Pandora's Promise (2013)
- Summaries (2)
A feature-length documentary about the history and future of nuclear power. The film explores how and why mankind's most feared and controversial technological discovery is now passionately embraced by many of those who once led the charge against it. Operating as history, cultural meditation and contemporary exploration, PANDORA'S PROMISE aims to inspire a serious and realistic debate over what is without question the most important question of our time: how do we continue to power modern civilization without destroying it?
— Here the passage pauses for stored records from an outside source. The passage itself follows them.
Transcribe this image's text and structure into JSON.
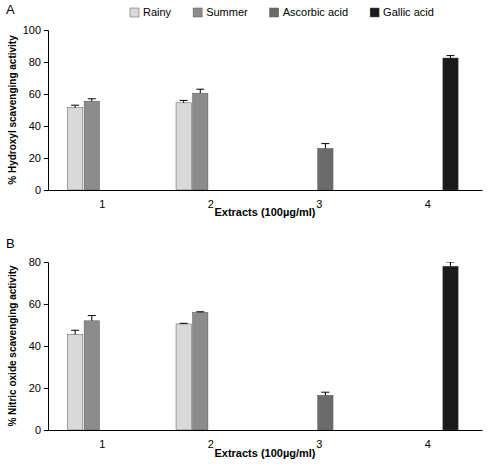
{
  "chart_data": [
    {
      "type": "bar",
      "title": "A",
      "x_label": "Extracts (100µg/ml)",
      "y_label": "% Hydroxyl scavenging activity",
      "categories": [
        "1",
        "2",
        "3",
        "4"
      ],
      "series": [
        {
          "name": "Rainy",
          "color": "#d9d9d9",
          "values": [
            51.5,
            54.5,
            null,
            null
          ],
          "errors": [
            1.5,
            1.5,
            null,
            null
          ]
        },
        {
          "name": "Summer",
          "color": "#8c8c8c",
          "values": [
            55.5,
            60.5,
            null,
            null
          ],
          "errors": [
            1.5,
            2.5,
            null,
            null
          ]
        },
        {
          "name": "Ascorbic acid",
          "color": "#6b6b6b",
          "values": [
            null,
            null,
            26,
            null
          ],
          "errors": [
            null,
            null,
            3,
            null
          ]
        },
        {
          "name": "Gallic acid",
          "color": "#1a1a1a",
          "values": [
            null,
            null,
            null,
            82.5
          ],
          "errors": [
            null,
            null,
            null,
            1.5
          ]
        }
      ],
      "ylim": [
        0,
        100
      ],
      "yticks": [
        0,
        20,
        40,
        60,
        80,
        100
      ],
      "grid": false,
      "legend": "top"
    },
    {
      "type": "bar",
      "title": "B",
      "x_label": "Extracts (100µg/ml)",
      "y_label": "% Nitric oxide scavenging activity",
      "categories": [
        "1",
        "2",
        "3",
        "4"
      ],
      "series": [
        {
          "color": "#d9d9d9",
          "values": [
            45.5,
            50.5,
            null,
            null
          ],
          "errors": [
            2,
            0.3,
            null,
            null
          ]
        },
        {
          "color": "#8c8c8c",
          "values": [
            52,
            56,
            null,
            null
          ],
          "errors": [
            2.5,
            0.3,
            null,
            null
          ]
        },
        {
          "color": "#6b6b6b",
          "values": [
            null,
            null,
            16.5,
            null
          ],
          "errors": [
            null,
            null,
            1.5,
            null
          ]
        },
        {
          "color": "#1a1a1a",
          "values": [
            null,
            null,
            null,
            78
          ],
          "errors": [
            null,
            null,
            null,
            2
          ]
        }
      ],
      "ylim": [
        0,
        80
      ],
      "yticks": [
        0,
        20,
        40,
        60,
        80
      ],
      "grid": false
    }
  ]
}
Scientists have known this information for about 20 years but the general public has not been informed. The movie came out in 2013 as we were recovering from the big recession-few people cared to watch it. This is a healthy story of scientific nuclear power told to the general public. It is not a nerd movie; every day people will understand it. The movie flows along well with environmentalists, nuclear scientists and critical sites from all over the world. The movie includes interviews from environmentalists who have demonstrated against nuclear power. The movie tracks all of the radiation from the power plant failures from Chernobyl to Fukuyama in the history of power plants. The data, shown in real time, is surprising as your mind tries accommodates to what you previously assumed. The general public's fears of nuclear along with the real results of all nuclear power plants in the world are covered. France gets 80% of their power from nuclear and have a carbon footprint of only 10. You get more natural radiation from higher elevations. So flying in a plane is more than twenty times the radiation than the people get that are now living in Chernobyl. No one has ever died from nuclear power plants in the US, but 10,000 die per year just from coal dust. The US developed a FNR rector that could shut itself down under similar conditions that caused Chernobyl and Fukuyama to explode-It was abandoned by political pressure and the lack of public global warming knowledge. What about proliferation? About 30 countries have the technology to develop nuclear weapons but only nine have done so. Most countries don't want to have a "bomb". The US buys nuclear war heads from Russia and recycles them for fuel in reactors. There is little waste from new reactors as they recycle their material. Today, they are renewable. Nuclear power is by far the safest cleanest source of world power. The only source that we have that can stop the world weather effects of co2 emissions given our need for power to improve everyone's lives.